Here’s the details view, which has some charts. I add the diag sensors to my recorder and have an automation that purges them so I only keep 30 days of those sensors. The other displays use lovelace_gen and require some other items. Basically I have a CSV file that I edit in Excel - that has the list of zwave devices; run a script and it all gets generated. I can try to put that up somewhere if you want to look at it.

path: zwave_details
panel: true
title: Details
subview: true
cards:
  - type: vertical-stack
    cards:
      - type: custom:auto-entities
        card:
          type: entities
          state_color: true
        filter:
          template: |
            {% set suffix = hash.split(".")[1].replace("_online","") %}
            {% set zw_name = suffix.replace("zw_","") %}
            binary_sensor.{{suffix}}_online,
            binary_sensor.al_{{suffix}}_alert,
            alert.al_{{suffix}},
            input_boolean.al_{{suffix}}_alert_enable,
            sensor.{{suffix}}_latency,
            sensor.{{zw_name}}_node_status
            sensor.{{zw_name}}_commands_dropped_rx
            sensor.{{zw_name}}_commands_dropped_tx
            sensor.{{zw_name}}_timed_out_responses
            sensor.{{zw_name}}_round_trip_time
            sensor.{{zw_name}}_successful_commands_rx
            sensor.{{zw_name}}_successful_commands_tx
            sensor.{{zw_name}}_rssi
            sensor.{{zw_name}}_last_seen
            sensor.{{suffix}}_last_updated
            
      - type: custom:auto-entities
        card:
          type: history-graph
          hours_to_show: 96
        filter:
          template: |
            {% set suffix = hash.split(".")[1].replace("_online","") %}
            binary_sensor.{{suffix}}_online,
      - type: custom:auto-entities
        card:
          type: history-graph
          hours_to_show: 96
        filter:
          template: |
            {% set suffix = hash.split(".")[1].replace("_online","") %}
            {% set zw_name = suffix.replace("zw_","") %}
            sensor.{{zw_name}}_round_trip_time,
            sensor.{{zw_name}}_rssi,
      - type: custom:auto-entities
        card:
          type: history-graph
          hours_to_show: 96
        filter:
          template: |
            {% set suffix = hash.split(".")[1].replace("_online","") %}
            {% set zw_name = suffix.replace("zw_","") %}
            sensor.{{zw_name}}_commands_dropped_rx
            sensor.{{zw_name}}_commands_dropped_tx
            sensor.{{zw_name}}_timed_out_responses
      - type: custom:auto-entities
        card:
          type: history-graph
          hours_to_show: 96
        filter:
          template: |
            {% set suffix = hash.split(".")[1].replace("_online","") %}
            {% set zw_name = suffix.replace("zw_","") %}
            sensor.{{zw_name}}_successful_commands_rx
            sensor.{{zw_name}}_successful_commands_tx

1 Like

This is awesome and looks like it took a LOT of work. Sharing it is greatly appreciated.
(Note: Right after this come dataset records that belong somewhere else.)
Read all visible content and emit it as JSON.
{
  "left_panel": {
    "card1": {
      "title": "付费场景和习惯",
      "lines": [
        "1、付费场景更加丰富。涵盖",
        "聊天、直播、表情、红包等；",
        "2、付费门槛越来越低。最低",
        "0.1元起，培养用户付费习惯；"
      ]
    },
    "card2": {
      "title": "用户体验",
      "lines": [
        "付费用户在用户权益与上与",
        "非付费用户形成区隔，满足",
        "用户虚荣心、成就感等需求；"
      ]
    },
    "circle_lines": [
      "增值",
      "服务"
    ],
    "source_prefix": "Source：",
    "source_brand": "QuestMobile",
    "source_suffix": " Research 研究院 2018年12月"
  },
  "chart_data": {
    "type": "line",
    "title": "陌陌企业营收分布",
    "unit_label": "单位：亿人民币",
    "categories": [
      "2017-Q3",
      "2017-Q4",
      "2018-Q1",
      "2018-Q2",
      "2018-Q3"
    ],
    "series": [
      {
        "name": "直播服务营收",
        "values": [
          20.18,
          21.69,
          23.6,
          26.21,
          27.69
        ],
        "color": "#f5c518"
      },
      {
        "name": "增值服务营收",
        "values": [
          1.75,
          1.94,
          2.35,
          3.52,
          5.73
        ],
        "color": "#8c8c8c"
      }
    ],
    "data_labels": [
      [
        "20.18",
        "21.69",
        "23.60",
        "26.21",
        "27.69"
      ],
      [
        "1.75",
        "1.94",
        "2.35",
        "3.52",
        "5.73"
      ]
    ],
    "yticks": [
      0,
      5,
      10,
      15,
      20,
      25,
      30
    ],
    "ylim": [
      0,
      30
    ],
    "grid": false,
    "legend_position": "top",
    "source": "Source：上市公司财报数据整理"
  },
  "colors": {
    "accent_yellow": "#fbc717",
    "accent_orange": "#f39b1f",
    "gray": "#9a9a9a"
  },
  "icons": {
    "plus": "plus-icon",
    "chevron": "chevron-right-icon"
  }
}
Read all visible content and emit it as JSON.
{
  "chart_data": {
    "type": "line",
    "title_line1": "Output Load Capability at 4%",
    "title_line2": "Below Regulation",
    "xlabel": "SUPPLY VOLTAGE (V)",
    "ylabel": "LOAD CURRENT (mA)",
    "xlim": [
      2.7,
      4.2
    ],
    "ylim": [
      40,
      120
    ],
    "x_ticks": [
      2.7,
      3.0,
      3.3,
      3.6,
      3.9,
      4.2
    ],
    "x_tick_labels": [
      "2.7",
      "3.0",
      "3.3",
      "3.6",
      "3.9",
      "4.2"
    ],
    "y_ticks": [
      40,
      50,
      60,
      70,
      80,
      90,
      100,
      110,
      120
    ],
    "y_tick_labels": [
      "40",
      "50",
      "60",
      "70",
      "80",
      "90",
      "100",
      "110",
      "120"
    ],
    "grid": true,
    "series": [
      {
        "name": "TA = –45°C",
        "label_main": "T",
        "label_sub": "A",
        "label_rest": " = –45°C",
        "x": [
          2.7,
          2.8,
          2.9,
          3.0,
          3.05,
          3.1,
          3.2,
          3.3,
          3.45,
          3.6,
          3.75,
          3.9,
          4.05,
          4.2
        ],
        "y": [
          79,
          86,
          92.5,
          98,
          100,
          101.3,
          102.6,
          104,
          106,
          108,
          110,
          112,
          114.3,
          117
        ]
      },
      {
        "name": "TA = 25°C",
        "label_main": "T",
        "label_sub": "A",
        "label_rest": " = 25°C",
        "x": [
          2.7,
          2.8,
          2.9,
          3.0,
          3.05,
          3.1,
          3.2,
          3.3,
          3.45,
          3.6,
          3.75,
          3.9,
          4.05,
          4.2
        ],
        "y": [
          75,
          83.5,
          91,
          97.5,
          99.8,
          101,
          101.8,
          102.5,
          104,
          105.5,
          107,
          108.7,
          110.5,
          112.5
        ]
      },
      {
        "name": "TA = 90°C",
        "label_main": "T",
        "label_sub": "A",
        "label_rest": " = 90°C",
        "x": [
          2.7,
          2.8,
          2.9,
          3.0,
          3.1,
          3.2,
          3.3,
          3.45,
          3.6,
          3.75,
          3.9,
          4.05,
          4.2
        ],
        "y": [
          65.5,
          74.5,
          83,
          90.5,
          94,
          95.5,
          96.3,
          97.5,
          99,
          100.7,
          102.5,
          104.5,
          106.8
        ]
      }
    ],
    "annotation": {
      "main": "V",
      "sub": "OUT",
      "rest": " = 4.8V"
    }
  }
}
I would love to see the script you wrote as I could make use of it. I have quite a few devices which, when I went looking for the diag entities, makes quite the long list. Cheers, and thanks again.

1 Like

I’m in a similar boat, seeing a fair amount of nodes incorrectly marked dead.

I’m in a newly renovated house, and rebuilt my network from scratch on the ZWA-2, adding devices closest to the controller first. I have ~50 devices, all of my dimmers are zwave, and I’m in a bungalow so signal should be respectable throughout.

My previous house was a 5-level side-split with a few less devices, running on the Zooz stick and I never had issues, so it’s pretty frustrating.

It would be nice if there was a way to get official support. Even knowing what to try or how to diagnose possible issues.

Anybody done the ZWA-2 Firmware upgrade yet? I’m not sure I want to brick my HA installation just yet. Any brave souls out there who have done it successfully without any issues?